March is fast approaching, so is the new Google Privacy Policy.

Fewer than one in eight Google users have taken the time to read the internet giant’s new privacy policy, a poll found recently.
The majority of us are in the dark about the way the web’s most popular search engine operator will use information about what we search for and what we do on-line. The findings came amid deepening concerns about the abuse of private information by internet companies.

When the new policy comes into effect on March 1, information from most Google products will be treated as a single collection of data, which the company could use for targeted advertising.

By consolidating numerous product-specific privacy policies into one comprehensive policy, “we’re explaining our privacy commitments to users of those products in 85% fewer words,” said Pablo Chavez, Google’s director of public policy, on the company’s public policy blog.

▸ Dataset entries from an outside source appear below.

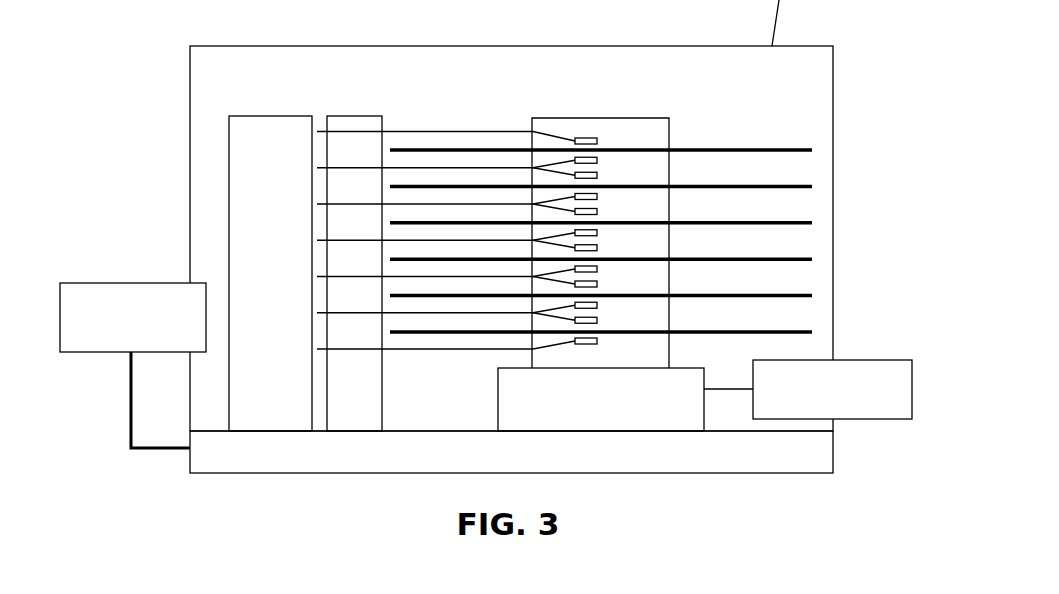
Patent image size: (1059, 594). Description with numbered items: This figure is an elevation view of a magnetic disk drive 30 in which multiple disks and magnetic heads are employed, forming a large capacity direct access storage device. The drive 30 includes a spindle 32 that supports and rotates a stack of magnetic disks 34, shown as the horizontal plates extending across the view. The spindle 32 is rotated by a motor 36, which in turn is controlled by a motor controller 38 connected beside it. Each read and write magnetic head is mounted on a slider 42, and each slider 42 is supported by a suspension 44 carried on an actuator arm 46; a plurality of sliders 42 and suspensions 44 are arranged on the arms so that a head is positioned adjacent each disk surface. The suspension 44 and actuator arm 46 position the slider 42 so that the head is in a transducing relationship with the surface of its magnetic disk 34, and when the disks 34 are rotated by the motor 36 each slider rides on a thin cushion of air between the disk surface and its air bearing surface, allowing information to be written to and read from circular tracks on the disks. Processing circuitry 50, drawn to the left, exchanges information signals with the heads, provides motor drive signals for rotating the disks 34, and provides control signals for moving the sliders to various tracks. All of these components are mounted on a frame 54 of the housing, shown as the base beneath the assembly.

The magnetic disk drive 30 is at (724, 117).
The spindle 32 is at (657, 118).
The magnetic disk 34 is at (805, 151).
The motor 36 is at (590, 411).
The motor controller 38 is at (868, 419).
The slider 42 is at (600, 161).
The suspension 44 is at (573, 141).
The actuator arm 46 is at (530, 167).
The processing circuitry 50 is at (103, 283).
The frame 54 is at (245, 474).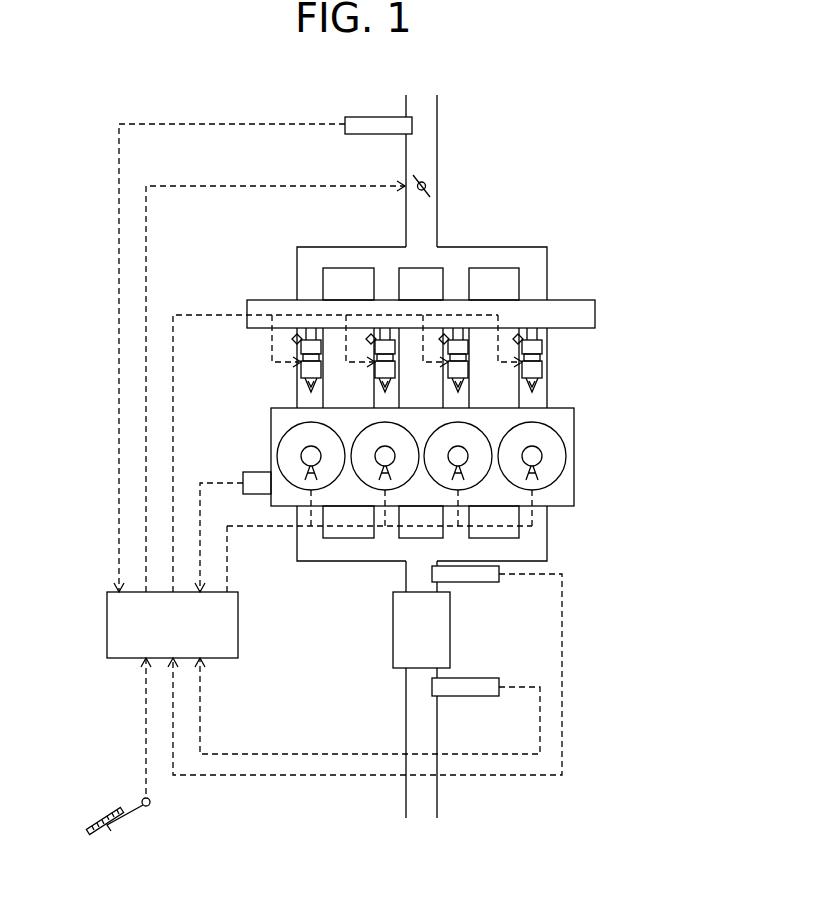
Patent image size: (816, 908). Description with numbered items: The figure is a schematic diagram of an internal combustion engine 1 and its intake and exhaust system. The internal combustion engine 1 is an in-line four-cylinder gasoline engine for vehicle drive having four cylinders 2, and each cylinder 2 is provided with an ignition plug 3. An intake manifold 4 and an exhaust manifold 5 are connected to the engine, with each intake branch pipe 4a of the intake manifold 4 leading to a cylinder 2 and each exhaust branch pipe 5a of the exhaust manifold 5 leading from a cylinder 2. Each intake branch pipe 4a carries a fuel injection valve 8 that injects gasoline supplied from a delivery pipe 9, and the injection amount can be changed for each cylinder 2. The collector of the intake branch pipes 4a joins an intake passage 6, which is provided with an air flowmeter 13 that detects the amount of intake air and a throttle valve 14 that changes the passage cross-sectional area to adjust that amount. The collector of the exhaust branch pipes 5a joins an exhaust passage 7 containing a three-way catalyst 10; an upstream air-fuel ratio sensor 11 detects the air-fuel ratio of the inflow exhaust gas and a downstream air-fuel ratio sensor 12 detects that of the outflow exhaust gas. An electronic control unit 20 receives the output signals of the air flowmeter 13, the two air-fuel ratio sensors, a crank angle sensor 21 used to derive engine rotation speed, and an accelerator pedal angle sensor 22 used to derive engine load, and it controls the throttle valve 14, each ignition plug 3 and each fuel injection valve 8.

The internal combustion engine 1 is at (246, 388).
The cylinder 2 is at (560, 423).
The ignition plug 3 is at (542, 449).
The intake manifold 4 is at (297, 263).
The intake branch pipe 4a is at (547, 285).
The exhaust manifold 5 is at (297, 548).
The exhaust branch pipe 5a is at (547, 523).
The intake passage 6 is at (437, 138).
The exhaust passage 7 is at (406, 694).
The fuel injection valve 8 is at (542, 356).
The delivery pipe 9 is at (595, 313).
The three-way catalyst 10 is at (393, 633).
The upstream air-fuel ratio sensor 11 is at (490, 583).
The downstream air-fuel ratio sensor 12 is at (490, 697).
The air flowmeter 13 is at (357, 117).
The throttle valve 14 is at (426, 186).
The electronic control unit 20 is at (107, 625).
The crank angle sensor 21 is at (250, 470).
The accelerator pedal angle sensor 22 is at (150, 805).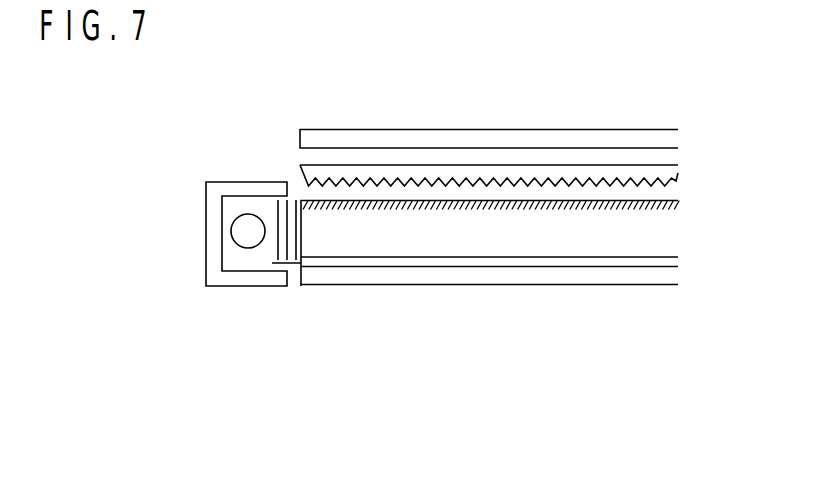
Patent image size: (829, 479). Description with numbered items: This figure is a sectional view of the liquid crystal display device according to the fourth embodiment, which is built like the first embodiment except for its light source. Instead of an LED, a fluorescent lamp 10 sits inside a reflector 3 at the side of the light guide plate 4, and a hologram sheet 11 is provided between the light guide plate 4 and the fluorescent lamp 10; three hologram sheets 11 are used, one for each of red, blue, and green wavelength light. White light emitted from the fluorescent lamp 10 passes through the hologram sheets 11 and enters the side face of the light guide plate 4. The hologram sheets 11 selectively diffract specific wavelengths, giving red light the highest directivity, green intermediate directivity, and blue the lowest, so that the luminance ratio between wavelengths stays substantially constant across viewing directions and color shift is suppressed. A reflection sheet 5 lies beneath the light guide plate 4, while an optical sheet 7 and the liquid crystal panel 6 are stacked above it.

Even though the new policy doesn’t change how Google operates, lawmakers are using it as a springboard into an inquiry over user privacy. After all, most web based companies state they may change their privacy policies from time to time and so we know companies do this kind of stuff – credit card companies send notices in the post, banks email you change their changes to terms of agreement all the time to inform their customers that new policies will soon go into effect. Some web based companies produce a pop-up window and ask users to click to agree to the, most of use just click without thinking. So does Google latest change really matter, and will we see any actual effects?

Google maintains that its privacy principles remain unchanged and that it does not sell its users personal information or share it without their permission.

Betsy Masiello, Policy Manager at Google, says, “Our privacy controls have not changed. Period. Our users can: edit and delete their search history; edit and delete their YouTube viewing history; use many of our services signed in or out; use Google Dashboard and our Ads Preferences Manager to see what data we collect and manage the way it is used; plus take advantage of our data liberation efforts, if they want to remove information from our services.”

And Google corporate communications officer Eitan Bencuya adds, “We’ve rewritten the main Google Privacy Policy from top to bottom to be simpler and more readable. The new policy replaces more than 60 existing product-specific privacy documents, which will make it easier for users to learn about what information we collect and how we use it.”

So will Google know more about you than your wife does after March 1st? If it does, and if you start getting bombarded with advertising across all Google platforms then this could backfire on Google the way Google Buzz did. Users could simply stop signing into Google accounts, stop using Gmail and start using other search engines such as Bing. However, what will probably happen long term is users will continue to use Google search, they will continue to use Gmail, they will continue to visit You Tube and Google will continue to be the number one search engine. Time will tell.